A bombshell report by Just the News explains that “U.S. officials were acutely aware that Beijing was trying to obtain America’s premiere nuclear reactor technology, including through illicit hacking, months before Hunter Biden and his business partners sought to arrange a quiet sale of an iconic U.S. reactor company to a Chinese firm, according to court records and national security experts.”

Hunter Biden attempted to assist CEFC China Energy to acquire Westinghouse, one of America’s most famous electricity and appliance brands, as well as its state-the-art AP1000 nuclear reactor.

Hunter began his work with the Chinese company in early 2016 – while Joe Biden was the sitting Vice President – memos show. According to a copy of the indictment, just 20 months earlier, his father’s Justice Department charged five members of a Chinese military hacking unit for breaching the company’s computer systems in search of intellectual property and internal strategy communications.

Just the News reports:

In May 2014, the five operatives of the People’s Liberation Army’s Unit 61398 were charged with hacking into the systems of six U.S.-based companies across different industrial sectors, including Westinghouse Electric Co., SolarWorld, United States Steel Corp., and a union. The attorney general at the time, Eric Holder, called the breach a classic case of “economic espionage.”

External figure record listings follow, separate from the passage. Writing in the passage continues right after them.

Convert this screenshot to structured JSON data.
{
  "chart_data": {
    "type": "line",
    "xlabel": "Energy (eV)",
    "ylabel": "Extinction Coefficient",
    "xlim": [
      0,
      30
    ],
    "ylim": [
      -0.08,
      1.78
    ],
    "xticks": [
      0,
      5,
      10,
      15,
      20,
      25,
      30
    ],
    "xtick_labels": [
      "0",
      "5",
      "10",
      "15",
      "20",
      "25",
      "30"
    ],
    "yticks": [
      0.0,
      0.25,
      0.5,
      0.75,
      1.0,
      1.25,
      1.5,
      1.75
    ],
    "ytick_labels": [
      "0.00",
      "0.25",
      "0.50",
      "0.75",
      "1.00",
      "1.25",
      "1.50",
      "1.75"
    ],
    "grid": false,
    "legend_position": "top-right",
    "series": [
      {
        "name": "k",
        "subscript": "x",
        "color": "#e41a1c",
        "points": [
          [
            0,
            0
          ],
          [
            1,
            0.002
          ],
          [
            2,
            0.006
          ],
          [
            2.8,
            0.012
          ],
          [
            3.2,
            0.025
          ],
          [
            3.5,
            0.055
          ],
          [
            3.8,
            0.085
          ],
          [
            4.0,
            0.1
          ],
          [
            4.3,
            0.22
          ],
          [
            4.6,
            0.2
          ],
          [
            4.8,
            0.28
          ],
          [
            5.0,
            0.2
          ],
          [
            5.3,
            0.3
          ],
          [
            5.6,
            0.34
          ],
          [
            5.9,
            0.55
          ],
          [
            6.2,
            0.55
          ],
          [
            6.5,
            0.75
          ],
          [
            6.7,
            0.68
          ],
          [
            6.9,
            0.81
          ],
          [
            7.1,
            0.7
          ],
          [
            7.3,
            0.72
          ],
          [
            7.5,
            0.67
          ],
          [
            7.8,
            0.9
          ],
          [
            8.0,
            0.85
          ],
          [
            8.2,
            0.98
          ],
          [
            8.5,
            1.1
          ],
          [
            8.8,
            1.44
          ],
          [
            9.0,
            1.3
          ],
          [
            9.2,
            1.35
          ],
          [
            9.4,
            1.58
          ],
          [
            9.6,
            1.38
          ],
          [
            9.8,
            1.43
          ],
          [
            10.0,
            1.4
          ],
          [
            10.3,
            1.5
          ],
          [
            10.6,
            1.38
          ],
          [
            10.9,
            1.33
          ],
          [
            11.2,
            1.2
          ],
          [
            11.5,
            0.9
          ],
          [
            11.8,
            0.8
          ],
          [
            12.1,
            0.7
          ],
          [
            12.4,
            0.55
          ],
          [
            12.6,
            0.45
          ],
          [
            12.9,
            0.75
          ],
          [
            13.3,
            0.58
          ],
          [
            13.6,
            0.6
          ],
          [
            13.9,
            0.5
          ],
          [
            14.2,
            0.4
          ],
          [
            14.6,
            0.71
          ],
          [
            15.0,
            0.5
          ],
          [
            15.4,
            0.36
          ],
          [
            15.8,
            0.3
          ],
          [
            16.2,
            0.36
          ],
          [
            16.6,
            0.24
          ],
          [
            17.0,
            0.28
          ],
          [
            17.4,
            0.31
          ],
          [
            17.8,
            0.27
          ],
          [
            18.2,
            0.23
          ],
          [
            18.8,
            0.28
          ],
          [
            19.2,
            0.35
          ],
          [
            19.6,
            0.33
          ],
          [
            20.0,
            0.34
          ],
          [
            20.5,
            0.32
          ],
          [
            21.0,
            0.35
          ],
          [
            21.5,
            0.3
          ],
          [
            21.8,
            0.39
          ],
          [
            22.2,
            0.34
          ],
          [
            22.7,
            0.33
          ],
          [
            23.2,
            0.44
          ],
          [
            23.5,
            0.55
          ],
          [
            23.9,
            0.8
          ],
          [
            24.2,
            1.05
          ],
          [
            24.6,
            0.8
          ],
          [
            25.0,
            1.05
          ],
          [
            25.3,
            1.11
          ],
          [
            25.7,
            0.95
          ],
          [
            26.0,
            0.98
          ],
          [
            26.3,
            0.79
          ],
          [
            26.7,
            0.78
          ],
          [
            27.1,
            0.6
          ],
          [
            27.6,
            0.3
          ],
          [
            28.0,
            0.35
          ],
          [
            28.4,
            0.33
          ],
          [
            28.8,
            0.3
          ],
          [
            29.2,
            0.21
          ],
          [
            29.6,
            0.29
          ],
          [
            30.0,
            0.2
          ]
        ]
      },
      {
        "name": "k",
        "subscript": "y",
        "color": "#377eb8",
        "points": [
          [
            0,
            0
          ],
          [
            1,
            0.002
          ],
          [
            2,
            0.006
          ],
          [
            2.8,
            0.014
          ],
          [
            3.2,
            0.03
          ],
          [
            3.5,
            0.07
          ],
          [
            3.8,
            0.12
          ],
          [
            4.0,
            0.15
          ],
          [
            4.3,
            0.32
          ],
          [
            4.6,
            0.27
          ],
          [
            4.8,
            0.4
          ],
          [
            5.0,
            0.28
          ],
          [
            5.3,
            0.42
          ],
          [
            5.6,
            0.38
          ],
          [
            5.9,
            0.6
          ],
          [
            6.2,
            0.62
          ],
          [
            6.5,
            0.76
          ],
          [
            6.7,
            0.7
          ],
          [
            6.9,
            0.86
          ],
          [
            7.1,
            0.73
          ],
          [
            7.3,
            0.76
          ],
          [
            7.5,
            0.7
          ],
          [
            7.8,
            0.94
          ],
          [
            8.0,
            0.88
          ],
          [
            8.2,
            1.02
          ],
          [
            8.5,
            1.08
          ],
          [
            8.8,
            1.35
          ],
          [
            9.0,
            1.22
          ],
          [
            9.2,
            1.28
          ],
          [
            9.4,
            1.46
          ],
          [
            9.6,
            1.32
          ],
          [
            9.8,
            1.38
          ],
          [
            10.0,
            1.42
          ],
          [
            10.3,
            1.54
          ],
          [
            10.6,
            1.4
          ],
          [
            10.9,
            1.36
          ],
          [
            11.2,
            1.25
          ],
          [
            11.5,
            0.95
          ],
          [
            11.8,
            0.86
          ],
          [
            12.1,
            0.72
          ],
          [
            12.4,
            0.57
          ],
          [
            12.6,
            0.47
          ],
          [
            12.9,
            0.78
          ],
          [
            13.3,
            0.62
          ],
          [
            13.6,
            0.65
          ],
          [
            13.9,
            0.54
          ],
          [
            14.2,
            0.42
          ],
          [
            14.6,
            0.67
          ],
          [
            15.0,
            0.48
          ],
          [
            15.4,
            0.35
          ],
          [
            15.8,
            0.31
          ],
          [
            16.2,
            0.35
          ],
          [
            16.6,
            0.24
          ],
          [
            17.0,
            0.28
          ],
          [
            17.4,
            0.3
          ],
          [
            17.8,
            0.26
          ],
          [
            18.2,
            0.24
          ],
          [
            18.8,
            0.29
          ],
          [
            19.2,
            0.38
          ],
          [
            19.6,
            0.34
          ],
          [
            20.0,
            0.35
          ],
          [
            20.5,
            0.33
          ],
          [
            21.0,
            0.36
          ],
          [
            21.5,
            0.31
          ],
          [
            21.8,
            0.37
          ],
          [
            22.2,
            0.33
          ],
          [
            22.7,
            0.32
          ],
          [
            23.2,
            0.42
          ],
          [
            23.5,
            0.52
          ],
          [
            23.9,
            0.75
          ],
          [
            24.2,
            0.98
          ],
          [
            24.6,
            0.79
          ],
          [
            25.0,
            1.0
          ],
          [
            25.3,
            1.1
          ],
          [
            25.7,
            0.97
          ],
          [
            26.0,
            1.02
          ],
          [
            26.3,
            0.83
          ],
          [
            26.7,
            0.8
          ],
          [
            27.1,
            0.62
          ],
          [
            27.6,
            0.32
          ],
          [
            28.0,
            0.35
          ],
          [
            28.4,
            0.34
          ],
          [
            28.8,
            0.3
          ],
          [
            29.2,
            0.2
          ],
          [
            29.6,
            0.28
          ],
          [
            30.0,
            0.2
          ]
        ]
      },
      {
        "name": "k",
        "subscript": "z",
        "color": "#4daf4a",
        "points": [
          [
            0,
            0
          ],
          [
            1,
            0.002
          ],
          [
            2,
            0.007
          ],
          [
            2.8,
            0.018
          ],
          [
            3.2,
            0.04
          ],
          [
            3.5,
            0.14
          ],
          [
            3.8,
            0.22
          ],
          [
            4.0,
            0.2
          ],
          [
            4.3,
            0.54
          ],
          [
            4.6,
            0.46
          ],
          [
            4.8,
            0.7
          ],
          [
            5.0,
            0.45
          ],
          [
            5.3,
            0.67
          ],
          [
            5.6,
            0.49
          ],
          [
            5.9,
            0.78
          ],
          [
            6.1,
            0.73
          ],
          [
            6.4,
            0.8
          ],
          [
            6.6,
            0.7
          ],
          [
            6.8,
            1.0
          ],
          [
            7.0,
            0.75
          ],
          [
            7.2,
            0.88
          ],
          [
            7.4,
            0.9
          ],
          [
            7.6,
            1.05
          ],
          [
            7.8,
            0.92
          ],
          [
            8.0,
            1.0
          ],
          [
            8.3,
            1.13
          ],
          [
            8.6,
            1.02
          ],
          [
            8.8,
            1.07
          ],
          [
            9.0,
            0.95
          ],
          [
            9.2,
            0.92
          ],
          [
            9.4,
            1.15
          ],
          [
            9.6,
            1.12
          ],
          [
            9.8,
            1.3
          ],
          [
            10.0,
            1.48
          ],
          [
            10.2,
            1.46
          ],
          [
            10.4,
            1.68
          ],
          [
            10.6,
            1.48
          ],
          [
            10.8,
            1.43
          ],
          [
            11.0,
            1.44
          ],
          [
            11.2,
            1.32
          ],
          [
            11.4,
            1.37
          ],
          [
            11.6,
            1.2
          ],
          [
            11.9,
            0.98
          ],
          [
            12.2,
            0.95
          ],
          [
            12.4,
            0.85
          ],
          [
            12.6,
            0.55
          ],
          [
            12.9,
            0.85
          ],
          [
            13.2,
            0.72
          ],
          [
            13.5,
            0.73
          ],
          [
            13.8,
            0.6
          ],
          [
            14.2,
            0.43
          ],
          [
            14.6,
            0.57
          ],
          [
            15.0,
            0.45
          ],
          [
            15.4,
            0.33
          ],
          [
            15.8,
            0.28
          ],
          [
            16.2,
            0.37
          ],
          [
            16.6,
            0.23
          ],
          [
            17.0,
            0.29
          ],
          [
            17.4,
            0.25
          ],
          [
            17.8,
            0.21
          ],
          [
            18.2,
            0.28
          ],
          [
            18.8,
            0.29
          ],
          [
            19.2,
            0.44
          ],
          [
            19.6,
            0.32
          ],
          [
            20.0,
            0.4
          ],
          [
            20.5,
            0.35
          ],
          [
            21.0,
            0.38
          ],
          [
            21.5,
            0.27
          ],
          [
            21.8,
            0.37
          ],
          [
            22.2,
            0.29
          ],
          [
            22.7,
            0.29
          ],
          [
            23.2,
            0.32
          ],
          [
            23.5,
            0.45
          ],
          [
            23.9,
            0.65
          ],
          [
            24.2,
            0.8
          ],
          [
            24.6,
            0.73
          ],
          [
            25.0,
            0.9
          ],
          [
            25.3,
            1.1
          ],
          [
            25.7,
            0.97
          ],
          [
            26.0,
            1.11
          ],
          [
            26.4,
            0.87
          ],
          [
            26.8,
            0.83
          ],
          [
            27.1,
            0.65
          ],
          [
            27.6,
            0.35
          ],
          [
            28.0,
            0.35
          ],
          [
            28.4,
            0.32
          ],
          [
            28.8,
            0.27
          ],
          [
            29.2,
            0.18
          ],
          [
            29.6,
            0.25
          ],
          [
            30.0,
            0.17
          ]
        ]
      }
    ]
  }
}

One operative gained access to Westinghouse’s computers in 2010 and “stole proprietary and confidential technical and design specifications related to pipes, pipe supports, and pipe routing” pertaining to the company’s advanced AP1000 nuclear reactor design, according to an indictment filed by the Department of Justice.

“Among other things, such specifications would enable a competitor to build a plant similar to the AP1000 without incurring significant research and development costs associated with designing similar pipes, pipe supports, and pipe routing systems,” the indictment reads.

Just the News notes that while there is no evidence at the moment that Hunter Biden was aware of or involved in the hacking efforts by the Chinese, documents previously released by Congress in the Biden impeachment inquiry show Hunter Biden wrote in one text message in 2017 that he believed one of the CEFC officials he worked with, Patrick Ho, was the “f—ing spy chief” of China.

Ho was later indicted in the U.S. and charged with corruption. Joe Biden’s brother James told the FBI he believed CEFC Chairman Ye Jianming had a relationship with China’s communist president.